Eine neue Chance, Florian H. zu befragen, bekommen die Ermittler nicht: Der 21-Jährige verbrannte Mitte 2013 in seinem Wagen in Stuttgart. Just am Tag seines Todes hätte er erneut von der Polizei befragt werden sollen. Die Ermittler legten den Fall mit der These Suizid aus Liebeskummer zu den Akten.

Florian H. soll zu früheren Mitschülerinnen im August 2011 gesagt haben, er könne Kiesewetters Mörder benennen. Er sprach zudem von einem Treffen zwischen NSU und einer "Neoschutzstaffel" im Februar 2010 in Öhringen bei Heilbronn. Zudem erzählte der 21-Jährige von einem "Matze". Er soll mit dem Mord an Kiesewetter zu tun gehabt haben und NSS-Mitglied sein.

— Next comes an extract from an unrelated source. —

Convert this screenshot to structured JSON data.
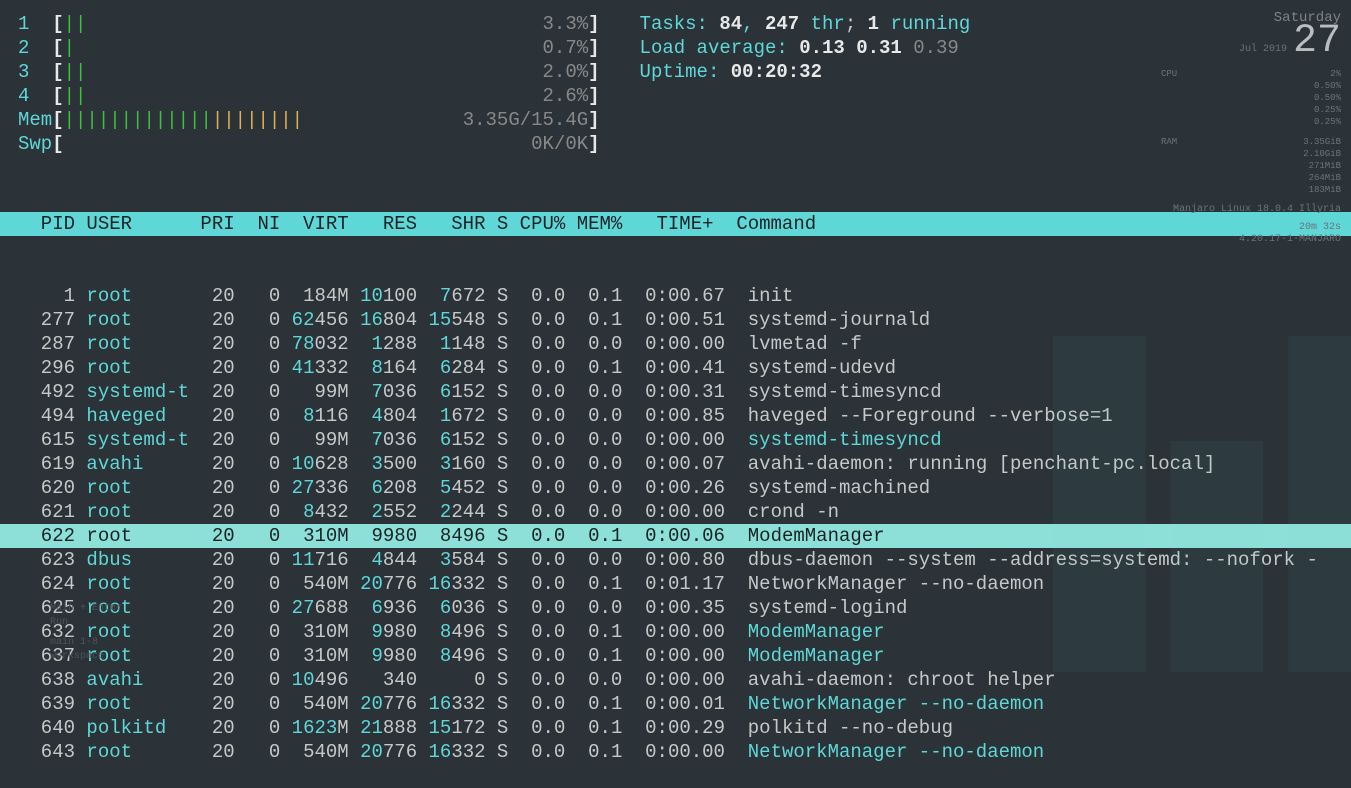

Die Polizei hat "Matze" vor kurzem identifiziert, wie ein Beamter am Freitag im Untersuchungsausschuss des baden-württembergischen Landtags sagte.

Neuer Verdächtiger ist Soldat bei der Bundeswehr

Nach Informationen der "Stuttgarter Nachrichten" kommt "Matze", also Matthias K., aus Neuenstein im Hohenlohekreis und ist Soldat der Bundeswehr. Matthias K. habe "NSS" auf seinem Körper tätowiert. Sein Vater, ein Sozialarbeiter, habe sein Büro im Untergeschoss im "Haus der Jugend" in Öhringen. Dort sollen laut Aussage von Florian H. Treffen der "Neoschutzstaffel" stattgefunden haben. Das NSU-Trio hatte enge Drähte nach Baden-Württemberg.

Für die Bundesanwaltschaft sind die früheren NSU-Mitglieder Uwe Mundlos und Uwe Böhnhardt Kiesewetters Mörder. Die genauen Umstände und das Motiv der Tat im April 2007 sind aber ungeklärt.

Am 4. November 2011 hatte die Polizei in einem ausgebrannten Wohnmobil im thüringischen Eisenach Mundlos und Böhnhardt tot gefunden. Ihre Komplizin Beate Zschäpe stellte sich wenig später der Polizei. Es folgte die Aufdeckung einer beispiellosen Serie von Verbrechen und zehn Morden - sowie die Erkenntnis, dass die Sicherheitsbehörden in dem Fall kolossal versagten. Die Polizei fand im Brandschutt in Zwickau die Tatwaffen im Mordfall Kiesewetter.